When you create an instance of Datasetthe training dataset, it is divided into two. From these parts one will be used to train the model and another to evaluate the accuracy of the model. With the part that is left to evaluate at no time will the model be trained. This part will serve so that at the end of each iteration of the main loop the labels are predicted on them, then they are compared with the original labels and the percentage of success of the model is calculated. These values ​​are stored in a list, to then graph and analyze the performance throughout the iterations.

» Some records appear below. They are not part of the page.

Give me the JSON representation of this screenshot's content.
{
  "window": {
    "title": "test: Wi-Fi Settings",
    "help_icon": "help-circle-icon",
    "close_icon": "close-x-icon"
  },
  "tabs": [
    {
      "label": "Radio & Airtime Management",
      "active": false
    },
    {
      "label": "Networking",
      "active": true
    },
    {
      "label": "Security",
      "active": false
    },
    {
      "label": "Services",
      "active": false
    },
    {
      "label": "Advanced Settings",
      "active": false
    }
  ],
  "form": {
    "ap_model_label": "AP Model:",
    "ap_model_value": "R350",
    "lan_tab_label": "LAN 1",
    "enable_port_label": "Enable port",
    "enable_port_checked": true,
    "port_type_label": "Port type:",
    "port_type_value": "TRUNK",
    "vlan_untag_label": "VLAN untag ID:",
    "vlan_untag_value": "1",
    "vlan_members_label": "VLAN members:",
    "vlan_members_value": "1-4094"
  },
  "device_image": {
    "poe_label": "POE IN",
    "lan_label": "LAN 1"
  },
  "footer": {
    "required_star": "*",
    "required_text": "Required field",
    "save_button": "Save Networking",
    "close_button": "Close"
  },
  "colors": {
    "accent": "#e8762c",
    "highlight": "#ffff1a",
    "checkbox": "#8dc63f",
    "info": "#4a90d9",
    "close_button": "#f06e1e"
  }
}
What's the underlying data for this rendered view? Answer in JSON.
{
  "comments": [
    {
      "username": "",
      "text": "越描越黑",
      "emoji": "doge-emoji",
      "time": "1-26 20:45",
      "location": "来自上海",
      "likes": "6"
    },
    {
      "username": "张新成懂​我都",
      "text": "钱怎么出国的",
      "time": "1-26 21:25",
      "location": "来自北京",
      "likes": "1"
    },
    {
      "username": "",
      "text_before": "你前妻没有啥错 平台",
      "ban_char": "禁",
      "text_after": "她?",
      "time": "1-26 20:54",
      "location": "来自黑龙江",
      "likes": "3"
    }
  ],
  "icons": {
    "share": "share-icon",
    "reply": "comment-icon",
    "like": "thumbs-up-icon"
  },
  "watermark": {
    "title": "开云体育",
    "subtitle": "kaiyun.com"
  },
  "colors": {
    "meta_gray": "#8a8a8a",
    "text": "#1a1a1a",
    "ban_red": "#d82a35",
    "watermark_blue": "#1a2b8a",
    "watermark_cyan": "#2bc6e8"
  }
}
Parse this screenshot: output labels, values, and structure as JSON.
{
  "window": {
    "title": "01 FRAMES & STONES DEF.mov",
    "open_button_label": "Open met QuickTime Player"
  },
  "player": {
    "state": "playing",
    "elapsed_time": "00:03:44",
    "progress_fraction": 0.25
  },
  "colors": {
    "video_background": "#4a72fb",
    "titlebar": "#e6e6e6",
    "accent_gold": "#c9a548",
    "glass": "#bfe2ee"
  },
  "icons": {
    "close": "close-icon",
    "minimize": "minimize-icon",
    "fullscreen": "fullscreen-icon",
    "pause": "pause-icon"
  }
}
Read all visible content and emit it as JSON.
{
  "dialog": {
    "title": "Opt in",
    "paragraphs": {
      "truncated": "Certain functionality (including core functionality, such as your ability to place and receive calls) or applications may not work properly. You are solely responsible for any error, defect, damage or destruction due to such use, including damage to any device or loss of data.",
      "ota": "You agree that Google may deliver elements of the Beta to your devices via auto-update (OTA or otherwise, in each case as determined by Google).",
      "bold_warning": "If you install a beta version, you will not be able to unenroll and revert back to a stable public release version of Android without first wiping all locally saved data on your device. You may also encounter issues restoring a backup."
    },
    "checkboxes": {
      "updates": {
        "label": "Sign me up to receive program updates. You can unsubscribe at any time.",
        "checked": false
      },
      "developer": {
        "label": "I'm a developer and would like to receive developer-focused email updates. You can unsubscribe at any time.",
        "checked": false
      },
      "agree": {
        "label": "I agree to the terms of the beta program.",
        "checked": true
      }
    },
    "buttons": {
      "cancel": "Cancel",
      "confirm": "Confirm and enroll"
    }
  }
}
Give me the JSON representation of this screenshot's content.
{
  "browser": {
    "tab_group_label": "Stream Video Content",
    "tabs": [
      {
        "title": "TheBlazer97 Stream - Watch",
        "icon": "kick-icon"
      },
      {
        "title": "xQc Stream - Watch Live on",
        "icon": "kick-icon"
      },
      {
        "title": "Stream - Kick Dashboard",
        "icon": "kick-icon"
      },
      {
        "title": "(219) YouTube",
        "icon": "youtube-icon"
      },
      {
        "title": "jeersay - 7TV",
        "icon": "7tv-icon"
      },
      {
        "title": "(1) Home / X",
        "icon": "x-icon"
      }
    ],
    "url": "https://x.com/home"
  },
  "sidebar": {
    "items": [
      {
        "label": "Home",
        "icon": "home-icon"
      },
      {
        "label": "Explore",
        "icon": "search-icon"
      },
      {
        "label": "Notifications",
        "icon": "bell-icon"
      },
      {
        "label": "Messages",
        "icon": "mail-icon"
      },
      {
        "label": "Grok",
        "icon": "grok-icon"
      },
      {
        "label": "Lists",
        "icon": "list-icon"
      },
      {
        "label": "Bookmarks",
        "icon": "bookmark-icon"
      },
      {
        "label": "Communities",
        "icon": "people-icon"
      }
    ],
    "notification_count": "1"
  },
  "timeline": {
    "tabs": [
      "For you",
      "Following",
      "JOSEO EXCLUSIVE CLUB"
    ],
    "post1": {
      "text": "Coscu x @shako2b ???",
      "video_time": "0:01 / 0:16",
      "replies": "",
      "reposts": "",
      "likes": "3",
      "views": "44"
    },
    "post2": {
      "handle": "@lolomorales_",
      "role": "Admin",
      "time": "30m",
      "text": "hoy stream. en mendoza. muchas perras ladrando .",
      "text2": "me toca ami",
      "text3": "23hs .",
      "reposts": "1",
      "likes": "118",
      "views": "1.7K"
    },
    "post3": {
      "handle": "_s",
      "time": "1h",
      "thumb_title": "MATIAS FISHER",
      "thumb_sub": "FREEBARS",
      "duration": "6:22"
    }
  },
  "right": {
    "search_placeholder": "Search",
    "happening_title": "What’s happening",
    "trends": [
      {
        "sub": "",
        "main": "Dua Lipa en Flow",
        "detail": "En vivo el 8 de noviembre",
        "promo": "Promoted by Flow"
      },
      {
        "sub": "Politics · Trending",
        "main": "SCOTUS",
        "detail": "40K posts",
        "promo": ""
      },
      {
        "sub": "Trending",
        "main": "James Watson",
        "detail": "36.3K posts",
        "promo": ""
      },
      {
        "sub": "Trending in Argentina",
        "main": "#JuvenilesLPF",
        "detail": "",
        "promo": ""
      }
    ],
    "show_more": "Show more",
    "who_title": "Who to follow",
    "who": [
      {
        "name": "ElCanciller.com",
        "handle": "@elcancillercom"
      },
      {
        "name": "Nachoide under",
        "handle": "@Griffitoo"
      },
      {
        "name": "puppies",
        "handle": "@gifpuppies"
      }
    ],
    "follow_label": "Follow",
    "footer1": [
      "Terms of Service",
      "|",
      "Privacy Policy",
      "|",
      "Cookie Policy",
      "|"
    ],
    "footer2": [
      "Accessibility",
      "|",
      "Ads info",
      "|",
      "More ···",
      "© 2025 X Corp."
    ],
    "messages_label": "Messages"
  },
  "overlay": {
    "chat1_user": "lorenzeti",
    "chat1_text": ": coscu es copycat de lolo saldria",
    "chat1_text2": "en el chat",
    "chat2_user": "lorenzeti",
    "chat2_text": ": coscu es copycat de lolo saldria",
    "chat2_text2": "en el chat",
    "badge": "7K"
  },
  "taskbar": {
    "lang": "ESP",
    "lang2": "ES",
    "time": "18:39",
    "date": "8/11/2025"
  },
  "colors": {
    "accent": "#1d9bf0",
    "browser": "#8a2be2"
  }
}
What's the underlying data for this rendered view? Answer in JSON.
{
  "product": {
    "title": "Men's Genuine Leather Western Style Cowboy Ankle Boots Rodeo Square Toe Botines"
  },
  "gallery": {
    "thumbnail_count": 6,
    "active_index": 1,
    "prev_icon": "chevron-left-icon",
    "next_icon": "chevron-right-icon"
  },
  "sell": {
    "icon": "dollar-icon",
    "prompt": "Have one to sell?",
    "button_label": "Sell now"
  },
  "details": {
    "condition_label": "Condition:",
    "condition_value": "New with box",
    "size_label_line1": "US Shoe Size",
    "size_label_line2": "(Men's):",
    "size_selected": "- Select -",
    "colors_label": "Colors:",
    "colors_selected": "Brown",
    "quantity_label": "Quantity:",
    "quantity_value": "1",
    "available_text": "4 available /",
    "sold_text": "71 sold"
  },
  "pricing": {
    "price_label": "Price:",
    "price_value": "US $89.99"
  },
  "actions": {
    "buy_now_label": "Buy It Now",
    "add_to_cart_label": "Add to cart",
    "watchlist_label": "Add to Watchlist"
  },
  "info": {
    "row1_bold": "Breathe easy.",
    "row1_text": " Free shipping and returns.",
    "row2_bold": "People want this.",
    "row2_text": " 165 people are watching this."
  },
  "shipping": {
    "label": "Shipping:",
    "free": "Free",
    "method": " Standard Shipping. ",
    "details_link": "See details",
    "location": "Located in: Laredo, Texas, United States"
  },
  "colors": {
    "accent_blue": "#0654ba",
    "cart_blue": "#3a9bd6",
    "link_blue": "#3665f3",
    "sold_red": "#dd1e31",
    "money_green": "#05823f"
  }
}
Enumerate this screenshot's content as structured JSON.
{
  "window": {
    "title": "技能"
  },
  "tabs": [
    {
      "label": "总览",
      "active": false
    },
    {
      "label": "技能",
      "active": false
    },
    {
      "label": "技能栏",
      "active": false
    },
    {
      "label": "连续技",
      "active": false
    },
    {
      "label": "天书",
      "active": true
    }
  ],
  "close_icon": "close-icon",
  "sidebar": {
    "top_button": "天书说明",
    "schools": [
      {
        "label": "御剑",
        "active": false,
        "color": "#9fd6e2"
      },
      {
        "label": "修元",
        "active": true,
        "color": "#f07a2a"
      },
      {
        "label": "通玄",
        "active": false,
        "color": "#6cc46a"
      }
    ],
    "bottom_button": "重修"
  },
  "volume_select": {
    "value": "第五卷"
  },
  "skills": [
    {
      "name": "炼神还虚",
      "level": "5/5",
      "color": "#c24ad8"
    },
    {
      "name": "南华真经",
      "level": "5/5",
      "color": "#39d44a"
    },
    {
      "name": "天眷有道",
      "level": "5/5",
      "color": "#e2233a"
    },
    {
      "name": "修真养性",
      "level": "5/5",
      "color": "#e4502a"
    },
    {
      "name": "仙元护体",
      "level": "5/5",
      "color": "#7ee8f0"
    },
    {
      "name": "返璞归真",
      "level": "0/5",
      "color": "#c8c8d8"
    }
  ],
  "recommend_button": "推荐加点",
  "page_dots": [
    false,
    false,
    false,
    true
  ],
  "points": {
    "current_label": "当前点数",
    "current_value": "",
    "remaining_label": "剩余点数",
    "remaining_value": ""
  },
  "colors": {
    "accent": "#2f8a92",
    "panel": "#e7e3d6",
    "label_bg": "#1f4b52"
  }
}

The percentage of data left for tests is defined by initializing the instance of Datasetpassing it as a parameter in test_sizea value between 0 and 1 indicating the percentage that is left for test. By default, this value is 0.2, which translates to 20% of the data being left for testing.

Future work could be cross validation? (or not, xq if you start with few data then the ones labeled using the selector of greater certainty makes a very high validation obtained when you are constantly adding new data about which the model predicts with much security)

Input format

Since generality is sought, the framework will not provide features extraction features, but it is expected that users provide the vectorized dataset, ie a list of instances where each in turn is a list containing the values ​​of the features.